Muerte en Venecia, y me refiero aquí al film de Luchino Visconti, es un ejemplo clarísimo de la extinción de quien buscaba la belleza más que la sexualidad. Y la belleza es belleza por más que nos escondamos, nos avergüence o nos gusten las mujeres. Tras ese ocaso luminoso, en el que la vida de Aschenbach se apaga mirando al sol entre los dedos de un dios encarnado en un joven (pero podría haber sido una joven, repito, si la sociedad no hubiera sido patriarcal y machista), nada queda ya del arrebatado poeta hermoso y demoniaco con su propio código de valores. Ha muerto. Tuvo su coda durante la época del sida, con una serie de nombres (Cyril Collard, Hervé Guibert, Michel Foucault…) que convirtieron la enfermedad en una especie de emblema. Tras ellos, el paulatino paso a la aceptación y a la vulgaridad.
 
Lo peor de la existencia de una gay way of life es el encasillamiento de las personas, y la decisión de llevar a cabo su proyecto vital, por el hecho de con quién se meten en la cama (y disculpen ser tan brusco).
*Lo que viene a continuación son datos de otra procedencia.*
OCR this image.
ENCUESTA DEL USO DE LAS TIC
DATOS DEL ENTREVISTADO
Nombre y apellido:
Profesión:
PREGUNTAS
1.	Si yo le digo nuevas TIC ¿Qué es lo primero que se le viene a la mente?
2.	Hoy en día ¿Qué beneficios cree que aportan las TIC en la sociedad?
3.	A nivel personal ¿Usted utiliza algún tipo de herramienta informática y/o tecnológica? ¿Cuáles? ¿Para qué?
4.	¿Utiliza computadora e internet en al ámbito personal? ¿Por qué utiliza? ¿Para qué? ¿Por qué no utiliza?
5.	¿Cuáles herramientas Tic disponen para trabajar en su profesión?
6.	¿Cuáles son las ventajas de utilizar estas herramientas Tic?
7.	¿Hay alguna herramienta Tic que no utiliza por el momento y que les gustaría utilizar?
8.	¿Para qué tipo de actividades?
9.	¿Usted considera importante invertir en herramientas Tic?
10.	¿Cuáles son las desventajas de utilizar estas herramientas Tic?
El ser humano es mucho más rico que una atracción; y, por supuesto, con varón o con hembra, mucho más que un coito. Esa autoexclusión de lo gay, ese rechazo radical de lo femenino, esa negación a la apertura que supondría para ellos la bisexualidad, y esa carga de prejuicios respecto a las relaciones heterosexuales y a las mujeres, hace aún más difícil abrir las puertas para que el gueto que se ha ido creando desaparezca en beneficio de la invisibilidad.
 
A la fuerza o por gusto, la mayoría de las personas ya no se asusta ante parejas homosexuales. Les disgustarán más o menos, pero no les son ajenas. Y voy a ser sincero: para la supervivencia de Europa, me es indiferente que, si se aman, dos varones de 20 años tengan una relación sexual; me preocupa mucho más que, sin amarse, un chico y una chica se mancillen mutuamente y la diversión remate en un aborto y en la desconsideración de la muchacha por el resto de machitos.
 
La única vida posible, y la más plena, es la heterosexual dentro de una familia abundante. Eso no debe traducirse en condenar la homosexualidad, ni, menos aún, confundir la estética con la carne, u olvidar la realidad de la Antigüedad clásica, que tanto amamos, y por la cual nos volveríamos a batir sin remordimiento alguno. Porque Grecia y Roma, y todo lo que les implica, son y serán la piedra angular de Europa; y la sangre de sus héroes homosexuales sigue fertilizando nuestro suelo.